A un moment où la communauté internationale, par l'intermédiaire de la Cour pénale internationale, vient de nommer un Procureur à la tête de la Cour pénale spéciale à Bangui, un tel soutien constituerait une imposture pour toutes les victimes des différentes milices ou rebellions qui ont mis le pays à feu et à sang depuis l'amnistie générale de … 2008. Déjà !

La France doit au contraire peser de tout son poids, diplomatique, culturel, économique, militaire et financier, afin que soit mis fin à cette dérive qui fait de la RCA une démocratie en panne. Elle doit au contraire agir dans trois directions :

 

-        en finalisant très rapidement les modalités de fonctionnement de la Cour pénale spéciale de Bangui en y déléguant des magistrats compétents et confirmés en matière de lutte contre le terrorisme, afin de mettre un terme définitif à l'impunité (1) ;

-        en aidant les autorités locales centrafricaines à conduire un audit général de la situation du pays, en collaboration avec tous les partenaires techniques et financiers de la RCA, afin de repérer les points de blocage institutionnel, les circuits économiques de la corruption, et déceler les éventuels gisements de progrès (2) ;

-        en reconsidérant le statut de l'Ecole nationale d'administration et de la magistrature afin de revaloriser le cadre pédagogique de la formation des hauts cadres de l'administration publique (3).

 

C'est à ces trois conditions que le choix des Français sera porteur d'avenir, de progrès, de justice et d'espérance pour la République Centrafricaine.

 

Paris, le 08 mai 2017

 

Prosper INDO

Economiste,

Président du CNR

 

(1)   – La France ne peut s'enorgueillir d'une décision de non-lieu dans l'affaire des viols d'enfants mineurs par des militaires de l'opération Sangaris.
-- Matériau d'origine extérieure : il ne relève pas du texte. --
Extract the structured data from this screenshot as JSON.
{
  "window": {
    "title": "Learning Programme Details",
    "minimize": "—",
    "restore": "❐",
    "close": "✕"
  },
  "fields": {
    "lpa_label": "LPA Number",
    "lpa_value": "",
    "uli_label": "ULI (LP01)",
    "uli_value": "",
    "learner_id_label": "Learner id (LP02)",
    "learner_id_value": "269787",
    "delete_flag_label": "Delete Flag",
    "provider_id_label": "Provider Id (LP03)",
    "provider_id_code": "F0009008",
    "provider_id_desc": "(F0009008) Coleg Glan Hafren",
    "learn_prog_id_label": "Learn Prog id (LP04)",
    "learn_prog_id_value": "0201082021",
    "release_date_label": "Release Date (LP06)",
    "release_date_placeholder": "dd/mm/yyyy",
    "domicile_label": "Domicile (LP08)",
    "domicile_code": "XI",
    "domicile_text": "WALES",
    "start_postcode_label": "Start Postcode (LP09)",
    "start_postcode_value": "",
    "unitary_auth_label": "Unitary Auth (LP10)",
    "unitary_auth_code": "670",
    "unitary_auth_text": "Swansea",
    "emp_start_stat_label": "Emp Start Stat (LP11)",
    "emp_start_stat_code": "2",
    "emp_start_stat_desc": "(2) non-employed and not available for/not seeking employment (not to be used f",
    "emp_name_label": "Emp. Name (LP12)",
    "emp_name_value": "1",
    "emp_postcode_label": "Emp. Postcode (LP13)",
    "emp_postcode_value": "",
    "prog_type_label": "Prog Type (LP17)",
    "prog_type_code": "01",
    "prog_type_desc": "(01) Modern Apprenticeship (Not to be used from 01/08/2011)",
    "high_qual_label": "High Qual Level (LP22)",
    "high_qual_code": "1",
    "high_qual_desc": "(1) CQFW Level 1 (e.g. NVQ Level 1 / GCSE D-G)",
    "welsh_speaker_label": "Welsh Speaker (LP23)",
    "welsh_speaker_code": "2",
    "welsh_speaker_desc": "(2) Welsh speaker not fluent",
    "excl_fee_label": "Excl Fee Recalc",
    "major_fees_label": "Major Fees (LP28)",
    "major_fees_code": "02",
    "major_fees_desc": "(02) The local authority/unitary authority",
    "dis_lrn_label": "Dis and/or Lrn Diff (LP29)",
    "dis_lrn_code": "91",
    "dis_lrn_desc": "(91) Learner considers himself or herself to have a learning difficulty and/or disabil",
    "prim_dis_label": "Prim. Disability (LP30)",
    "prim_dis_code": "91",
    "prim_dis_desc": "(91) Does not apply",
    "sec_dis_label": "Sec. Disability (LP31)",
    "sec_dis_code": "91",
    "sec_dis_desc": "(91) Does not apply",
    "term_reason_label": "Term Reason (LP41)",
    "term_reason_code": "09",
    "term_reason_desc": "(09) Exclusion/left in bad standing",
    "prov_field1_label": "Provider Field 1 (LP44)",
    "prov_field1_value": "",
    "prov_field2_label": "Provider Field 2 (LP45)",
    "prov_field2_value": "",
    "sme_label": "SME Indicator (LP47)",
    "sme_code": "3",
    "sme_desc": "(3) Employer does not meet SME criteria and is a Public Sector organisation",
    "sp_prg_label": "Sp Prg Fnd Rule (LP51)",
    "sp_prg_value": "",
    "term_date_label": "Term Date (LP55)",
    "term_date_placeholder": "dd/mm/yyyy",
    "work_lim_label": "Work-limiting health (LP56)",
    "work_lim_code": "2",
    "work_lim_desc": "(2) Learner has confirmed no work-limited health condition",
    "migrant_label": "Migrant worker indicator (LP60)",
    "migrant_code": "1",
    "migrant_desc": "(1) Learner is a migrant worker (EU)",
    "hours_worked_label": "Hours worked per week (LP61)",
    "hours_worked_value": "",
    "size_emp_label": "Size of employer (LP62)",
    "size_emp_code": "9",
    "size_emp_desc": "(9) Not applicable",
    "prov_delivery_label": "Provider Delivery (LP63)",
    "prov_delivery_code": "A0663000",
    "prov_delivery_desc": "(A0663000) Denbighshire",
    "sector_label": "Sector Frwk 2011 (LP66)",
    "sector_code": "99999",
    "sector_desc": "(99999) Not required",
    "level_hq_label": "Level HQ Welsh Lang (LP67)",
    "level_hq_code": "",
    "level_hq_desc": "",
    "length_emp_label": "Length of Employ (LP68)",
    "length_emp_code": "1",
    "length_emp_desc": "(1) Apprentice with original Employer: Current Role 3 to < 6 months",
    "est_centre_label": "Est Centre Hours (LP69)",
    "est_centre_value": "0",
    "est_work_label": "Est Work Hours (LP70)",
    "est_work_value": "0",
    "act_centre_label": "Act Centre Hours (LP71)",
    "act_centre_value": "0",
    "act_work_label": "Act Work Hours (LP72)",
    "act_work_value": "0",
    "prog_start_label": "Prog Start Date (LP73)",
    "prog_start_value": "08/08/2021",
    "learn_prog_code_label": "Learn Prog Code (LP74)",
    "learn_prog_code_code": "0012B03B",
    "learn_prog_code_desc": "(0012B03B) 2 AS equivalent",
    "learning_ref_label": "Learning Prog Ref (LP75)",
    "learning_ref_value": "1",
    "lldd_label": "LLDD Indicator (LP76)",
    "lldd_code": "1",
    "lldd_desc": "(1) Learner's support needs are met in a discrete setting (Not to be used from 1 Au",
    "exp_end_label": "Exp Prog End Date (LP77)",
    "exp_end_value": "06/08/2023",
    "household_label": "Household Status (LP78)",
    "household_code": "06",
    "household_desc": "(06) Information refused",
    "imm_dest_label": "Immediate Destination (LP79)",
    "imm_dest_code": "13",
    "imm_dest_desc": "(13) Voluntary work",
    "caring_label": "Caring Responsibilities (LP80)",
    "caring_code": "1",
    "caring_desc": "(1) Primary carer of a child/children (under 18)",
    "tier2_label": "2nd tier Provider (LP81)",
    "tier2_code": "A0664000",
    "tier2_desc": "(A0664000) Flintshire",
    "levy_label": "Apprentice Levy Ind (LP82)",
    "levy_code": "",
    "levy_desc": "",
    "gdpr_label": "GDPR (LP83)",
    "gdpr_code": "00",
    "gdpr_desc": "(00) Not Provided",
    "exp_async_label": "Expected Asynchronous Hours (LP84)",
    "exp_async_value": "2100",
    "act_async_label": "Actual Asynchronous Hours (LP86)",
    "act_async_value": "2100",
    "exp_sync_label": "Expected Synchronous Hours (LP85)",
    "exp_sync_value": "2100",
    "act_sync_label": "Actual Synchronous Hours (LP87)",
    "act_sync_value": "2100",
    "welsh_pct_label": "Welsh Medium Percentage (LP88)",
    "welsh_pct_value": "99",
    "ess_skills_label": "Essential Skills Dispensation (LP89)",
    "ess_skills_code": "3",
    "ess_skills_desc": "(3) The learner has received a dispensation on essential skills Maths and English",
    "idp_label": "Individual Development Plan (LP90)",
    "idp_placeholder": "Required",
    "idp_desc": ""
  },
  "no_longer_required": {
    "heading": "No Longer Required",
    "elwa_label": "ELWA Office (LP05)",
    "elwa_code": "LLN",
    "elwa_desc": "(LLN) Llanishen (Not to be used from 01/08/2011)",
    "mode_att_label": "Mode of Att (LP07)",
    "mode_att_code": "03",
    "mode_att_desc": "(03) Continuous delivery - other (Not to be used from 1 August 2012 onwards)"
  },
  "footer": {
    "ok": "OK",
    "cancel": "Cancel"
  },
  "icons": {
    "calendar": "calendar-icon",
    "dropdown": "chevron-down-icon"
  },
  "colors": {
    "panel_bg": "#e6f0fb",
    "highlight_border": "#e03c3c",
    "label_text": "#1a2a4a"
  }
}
(2)   - Il y a deux ans, la France a fait don à la RCA de 135 téléphones portables pour permettre aux différents administrateurs provinciaux de communiquer avec leur ministère de tutelle. Que sont devenus ces équipements ? Qui en dispose, qui les détient, qui les utilise et dans quel cadre ? Sans un tel effort de transparence dans tous les domaines, les divers projets de reconstruction sont voués à l'échec, en particulier le programme de désarmement, démobilisation, réinsertion et rapatriement qui en est à sa troisième version.

(3)   - Il convient de dissocier totalement la formation des cadres de la haute administration publique de celle des magistrats, en créant deux écoles distinctes. La première doit être recentrée sur un statut d'institut d'administration publique associé à un institut de science politique (IEP).